Creative writing students soak up advice, criticism from radio host Ira Glass

About 100 creative writing students gathered on a recent Saturday afternoon in the Francis X. Kinahan Theater, hoping for words of wisdom from one of the undisputed masters of nonfiction storytelling.

They got what they bargained for: Ira Glass, radio host of “This American Life,” had plenty advice for them—and a little tough love.

Daniel Raeburn, lecturer in the Committee on Creative Writing, who organized Glass’ visit, had asked students in his Intermediate Creative Nonfiction course to write sample “This American Life” story pitches for Glass to review. Glass glanced at the stack of pitches and looked into the audience.

“These pitches were terrible,” Glass good-naturedly told the students. “They weren’t even close to being good.”

At least they were in good company. Glass confessed he was a “terrible” writer when he began his journalism career as a reporter for NPR. Writing and reporting “seemed very mysterious,” he said. It wasn’t until he mastered the basics of storytelling that his writing began to improve.

Throughout the two-hour conversation and workshop, Glass encouraged the aspiring writers and reporters to stay focused on compelling storytelling and plot. “A story is about logic; it’s not about reason, it’s not about emotion, primarily,” he said, “It’s about the motion of action—this thing happened, which led to this thing.”

If you create narrative suspense, your audience “can’t resist it,” he explained. “So you’re kind of stuck with us.”

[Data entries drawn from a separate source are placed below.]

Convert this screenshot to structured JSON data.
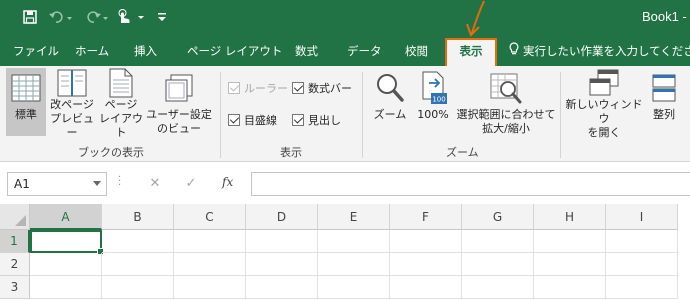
{
  "title_bar": {
    "book_title": "Book1 -",
    "qat_icons": [
      "save-icon",
      "undo-icon",
      "redo-icon",
      "touch-mode-icon",
      "customize-qat-icon"
    ]
  },
  "tabs": {
    "items": [
      "ファイル",
      "ホーム",
      "挿入",
      "ページ レイアウト",
      "数式",
      "データ",
      "校閲",
      "表示"
    ],
    "active": "表示",
    "tell_me": "実行したい作業を入力してくださ"
  },
  "ribbon": {
    "book_views": {
      "label": "ブックの表示",
      "normal": "標準",
      "page_break_1": "改ページ",
      "page_break_2": "プレビュー",
      "page_layout_1": "ページ",
      "page_layout_2": "レイアウト",
      "custom_views_1": "ユーザー設定",
      "custom_views_2": "のビュー"
    },
    "show": {
      "label": "表示",
      "ruler": "ルーラー",
      "formula_bar": "数式バー",
      "gridlines": "目盛線",
      "headings": "見出し"
    },
    "zoom": {
      "label": "ズーム",
      "zoom": "ズーム",
      "zoom_100": "100%",
      "zoom_sel_1": "選択範囲に合わせて",
      "zoom_sel_2": "拡大/縮小"
    },
    "window": {
      "new_window_1": "新しいウィンドウ",
      "new_window_2": "を開く",
      "arrange": "整列"
    }
  },
  "formula_bar": {
    "name_box": "A1",
    "fx": "fx",
    "cancel": "✕",
    "enter": "✓",
    "content": ""
  },
  "grid": {
    "columns": [
      "A",
      "B",
      "C",
      "D",
      "E",
      "F",
      "G",
      "H",
      "I"
    ],
    "rows": [
      "1",
      "2",
      "3"
    ],
    "active_cell": "A1"
  },
  "colors": {
    "excel_green": "#217346",
    "ribbon_bg": "#f3f3f3",
    "annotation_orange": "#e46c0a"
  }
}
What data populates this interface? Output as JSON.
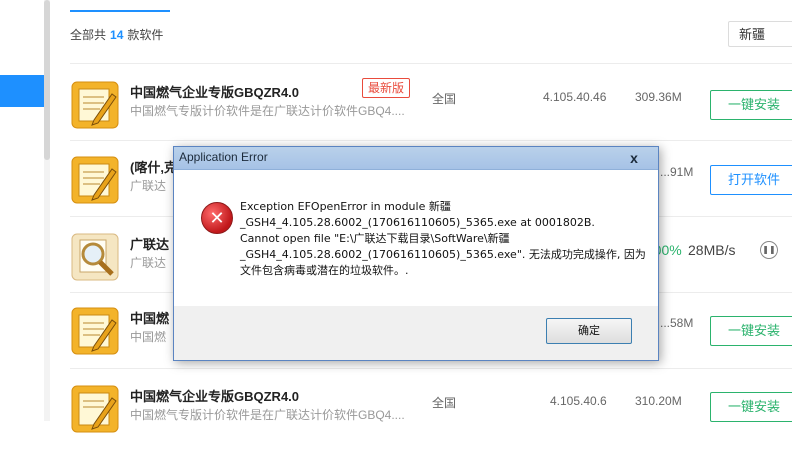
{
  "toolbar": {
    "prefix": "全部共",
    "count": "14",
    "suffix": "款软件",
    "region_select": "新疆"
  },
  "rows": [
    {
      "name": "中国燃气企业专版GBQZR4.0",
      "desc": "中国燃气专版计价软件是在广联达计价软件GBQ4....",
      "badge": "最新版",
      "region": "全国",
      "version": "4.105.40.46",
      "size": "309.36M",
      "action": "一键安装"
    },
    {
      "name": "(喀什,克",
      "desc": "广联达",
      "size": "...91M",
      "action": "打开软件"
    },
    {
      "name": "广联达",
      "desc": "广联达",
      "progress": "...00%",
      "speed": "28MB/s"
    },
    {
      "name": "中国燃",
      "desc": "中国燃",
      "size": "...58M",
      "action": "一键安装"
    },
    {
      "name": "中国燃气企业专版GBQZR4.0",
      "desc": "中国燃气专版计价软件是在广联达计价软件GBQ4....",
      "region": "全国",
      "version": "4.105.40.6",
      "size": "310.20M",
      "action": "一键安装"
    }
  ],
  "dialog": {
    "title": "Application Error",
    "close": "x",
    "lines": [
      "Exception EFOpenError in module 新疆",
      "_GSH4_4.105.28.6002_(170616110605)_5365.exe at 0001802B.",
      "Cannot open file \"E:\\广联达下载目录\\SoftWare\\新疆",
      "_GSH4_4.105.28.6002_(170616110605)_5365.exe\". 无法成功完成操作, 因为",
      "文件包含病毒或潜在的垃圾软件。."
    ],
    "ok": "确定"
  },
  "colors": {
    "accent": "#1e90ff",
    "install_green": "#2bb36d",
    "badge_red": "#e94b3c"
  }
}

Even when “This American Life” tackles serious issues, the producers try not to let their sense of mission detract from the show’s entertainment value, Glass said. “We want to play a really advanced game on both of those things.”

He also urged the students not to lose sight of what they found interesting. “It’s important that you’re out to amuse yourself,” he said.

Glass called on several students in Raeburn’s class, and encouraged them to hone in on the most engaging aspects of their story ideas.

Glass praised third-year Tyler Leed’s idea for a story about his experiences with the waning punk scene in Washington D.C. Leeds said he planned to go back and revise his pitch based on Glass’ feedback—“seeing as my final grade depends on it.”

Fourth-year Adam Gillette also was singled out by Glass. The experience was “nerve-wracking,” he said, but he was grateful for the guidance. “You’d be foolish not to take something away from it,” Gillette said.